Mi sono imbattuto (stumble!) in un viaggio fantastico alla ricerca delle otto meraviglie del Sistema Solare.

Si tratta di una ricostruzione grafica da parte di un artista basata sui dati ottenuti da sonde come la Cassini e la Messenger. Bella anche la presentazione che mette insieme le immagini create da Ron Miller ed elementi multimediali più aderenti alla realtà scientifica per come questi strumenti di misura ce la fanno conoscere.

Oggi, guardando un film ambientato, per esempio, a San Francisco, anche chi non ha mai visitato la California potrebbe riconoscere immediatamente il setting non appena compare la sagoma rossa di un ponte sospeso. Oppure, trovando nella cassetta della posta una cartolina con un enorme sasso arrotondato arancione al tramonto, molti non avrebbero bisogno di leggere sul retro per associare l’immagine dell’Ayers Rock al continente australiano, pur non avendoci mai messo piede.

Chissà, fra cinquant’anni, lo stesso potremmo dire dei geyser di Encelado, del cratere di Mimas o dell’alba su Mercurio. Questi fenomeni, anche se quasi certamente nessun umano li avrà ancora visti dal vivo, saranno forse entrati nel nostro immaginario al pari della Tour Eiffel, del monte Fuji o del Cristo del Corcovado. Film e fumetti di fantascienza acquisteranno in realismo includendo queste e altre meraviglie del nostro Sistema e divulgandone l’esistenza, la natura e l’aspetto a un pubblico sempre più vasto.

La cosa che mi spiazza, però, è immaginare che tipo di "conquista" saremo mai in grado di operare nei confronti di questi pianeti e satelliti così vicini ma così lontani. Perché non bisogna dimenticare che l’investimento di enormi somme di denaro per missioni più complesse del relativamente semplice lancio di una sonda, non sarà fatto senza una prospettiva di ritorno economico.
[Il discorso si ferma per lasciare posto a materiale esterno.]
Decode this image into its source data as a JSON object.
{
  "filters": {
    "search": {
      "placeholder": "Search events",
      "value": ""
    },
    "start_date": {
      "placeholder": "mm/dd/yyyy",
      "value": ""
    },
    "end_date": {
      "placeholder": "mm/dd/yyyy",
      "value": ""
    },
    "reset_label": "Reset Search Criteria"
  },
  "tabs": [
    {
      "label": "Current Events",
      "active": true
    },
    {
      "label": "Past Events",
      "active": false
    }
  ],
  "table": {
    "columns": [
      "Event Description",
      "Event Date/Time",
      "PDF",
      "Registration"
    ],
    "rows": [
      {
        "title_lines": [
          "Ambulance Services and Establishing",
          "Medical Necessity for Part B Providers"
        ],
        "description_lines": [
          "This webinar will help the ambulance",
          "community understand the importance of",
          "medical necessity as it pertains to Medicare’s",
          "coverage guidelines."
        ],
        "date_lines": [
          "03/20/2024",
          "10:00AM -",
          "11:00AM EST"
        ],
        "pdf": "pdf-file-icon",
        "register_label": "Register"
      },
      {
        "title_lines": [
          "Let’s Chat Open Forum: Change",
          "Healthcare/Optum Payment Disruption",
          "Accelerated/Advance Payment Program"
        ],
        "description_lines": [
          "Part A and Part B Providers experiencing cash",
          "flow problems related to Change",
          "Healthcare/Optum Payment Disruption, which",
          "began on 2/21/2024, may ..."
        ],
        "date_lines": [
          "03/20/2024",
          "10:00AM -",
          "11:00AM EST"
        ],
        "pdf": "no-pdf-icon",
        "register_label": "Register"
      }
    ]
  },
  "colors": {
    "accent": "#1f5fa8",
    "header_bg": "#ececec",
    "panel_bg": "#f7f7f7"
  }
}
Ma leggiamo bene, guardiamo, capiamo i dati che ci vengono forniti: che tipo di ritorno economico possiamo sperare dalla maggior parte di questi mondi irraggiungibili ed inospitali? Ci sarà forse un futuro per le macchine, se riusciranno a riportare a "casa" qualcosa di prezioso. Ma ovviamente un conto sarà mandare un robot a raccogliere qualche sasso e farglielo portare sulla Terra, un altro sarà portare là forme viventi, farle tornare o rimanere.

Poi però penso che è meglio così. Dobbiamo ancora imparare a vivere in pace con il nostro Pianeta azzurro: non siamo pronti per mettere piede su altri mondi. E’ bene che impariamo a comportarci responsabilmente qui, dove dobbiamo, prima di partire per luoghi dove nessuno ci obbligherebbe ad esserlo.

E allora rimaniamo con le immagini, un po’ vere e un po’ romanzate, di luoghi favolosi che la scienza sta scoprendo essere reali quanto i luoghi a cui siamo abituati ogni giorno. Immagini che fanno sognare di un futuro lontano di esplorazioni, ma rendono anche più care le nostre piccole, conosciute meraviglie locali, cui abbiamo accesso e che abbiamo la possibilità e il dovere di preservare.